A wooden paddle-wheeler "The Delta Queen", will make her final overnight cruise next year unless the U.S. government extends an exemption from modern fire codes.
A group organized by a Munich, Germany-based riverboat enthusiast, Save-the-Delta-Queen.org, is campaigning to renew the exemption, which recently failed to gain support in a House committee.
"The Mississippi is not the Mississippi without her," former Memphis Queen captain Dale Lozier told The (Memphis) Commercial Appeal newspaper's Washington bureau.
The U.S. House's Transportation and Infrastructure Committee has declined to extend the 10-year exemption, citing fears that the ship built in 1926 could become a fire hazard.
"I can't imagine the number of lives that could be lost if a fire started on the Delta Queen when everyone is asleep," said Democratic Rep.
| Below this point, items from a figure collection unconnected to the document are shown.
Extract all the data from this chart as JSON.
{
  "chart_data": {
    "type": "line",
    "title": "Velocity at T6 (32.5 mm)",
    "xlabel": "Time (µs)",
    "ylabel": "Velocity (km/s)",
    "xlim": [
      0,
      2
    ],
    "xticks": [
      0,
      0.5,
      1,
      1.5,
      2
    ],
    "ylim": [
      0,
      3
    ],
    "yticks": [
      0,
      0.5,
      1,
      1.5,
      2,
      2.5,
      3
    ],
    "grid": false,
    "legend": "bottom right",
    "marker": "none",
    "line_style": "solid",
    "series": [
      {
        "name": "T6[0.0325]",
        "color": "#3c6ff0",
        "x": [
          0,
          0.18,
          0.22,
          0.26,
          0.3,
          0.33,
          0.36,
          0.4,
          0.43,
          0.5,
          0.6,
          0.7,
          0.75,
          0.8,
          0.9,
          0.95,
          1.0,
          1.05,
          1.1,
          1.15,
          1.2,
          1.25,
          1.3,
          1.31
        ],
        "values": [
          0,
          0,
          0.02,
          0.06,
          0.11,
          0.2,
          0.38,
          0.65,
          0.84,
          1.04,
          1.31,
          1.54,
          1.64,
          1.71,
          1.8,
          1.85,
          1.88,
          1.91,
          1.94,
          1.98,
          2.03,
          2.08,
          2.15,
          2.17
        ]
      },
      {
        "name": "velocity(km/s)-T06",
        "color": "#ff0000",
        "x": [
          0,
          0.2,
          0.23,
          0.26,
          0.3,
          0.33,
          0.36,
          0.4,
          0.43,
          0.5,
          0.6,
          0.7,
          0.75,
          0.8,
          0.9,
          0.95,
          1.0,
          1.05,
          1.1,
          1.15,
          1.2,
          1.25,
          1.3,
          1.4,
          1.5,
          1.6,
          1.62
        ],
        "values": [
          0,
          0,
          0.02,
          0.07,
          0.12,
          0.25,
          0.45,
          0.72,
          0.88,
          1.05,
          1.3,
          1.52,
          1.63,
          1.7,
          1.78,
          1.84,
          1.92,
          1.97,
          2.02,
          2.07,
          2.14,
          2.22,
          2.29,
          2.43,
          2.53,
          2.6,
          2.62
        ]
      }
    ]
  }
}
James Oberstar.
Under the terms of a 1960 law, ships with more than 50 staterooms must be constructed of inflammable materials.
On the Save-the-Delta-Queen.org website, testimonials and pleas are being circulated encouraging a letter-writing campaign to persuade members of Congress to keep the ship sailing.
The Delta Queen accommodates 176 passengers on cruises that include the Mississippi, Ohio and Arkansas rivers. The ship's owners have sought exemption from the rules but this year failed to win one.
The company that owns the Delta Queen, the Seattle-based Majestic America Line, said it is planning "a proper and well-deserved send-off" for next year's last cruises.
According to an official history of the Delta Queen, the boat has carried Presidents Herbert Hoover, Harry Truman and Jimmy Carter and Princess Margaret of Britain. Its famous calliope was salvaged from a sunken showboat.
The Delta Queen was en route from Memphis, Tennessee to Little Rock, Arkansas on a seven-day cruise on Monday. Its final voyage is expected to be an Oct. 31, 2008, trip to New Orleans.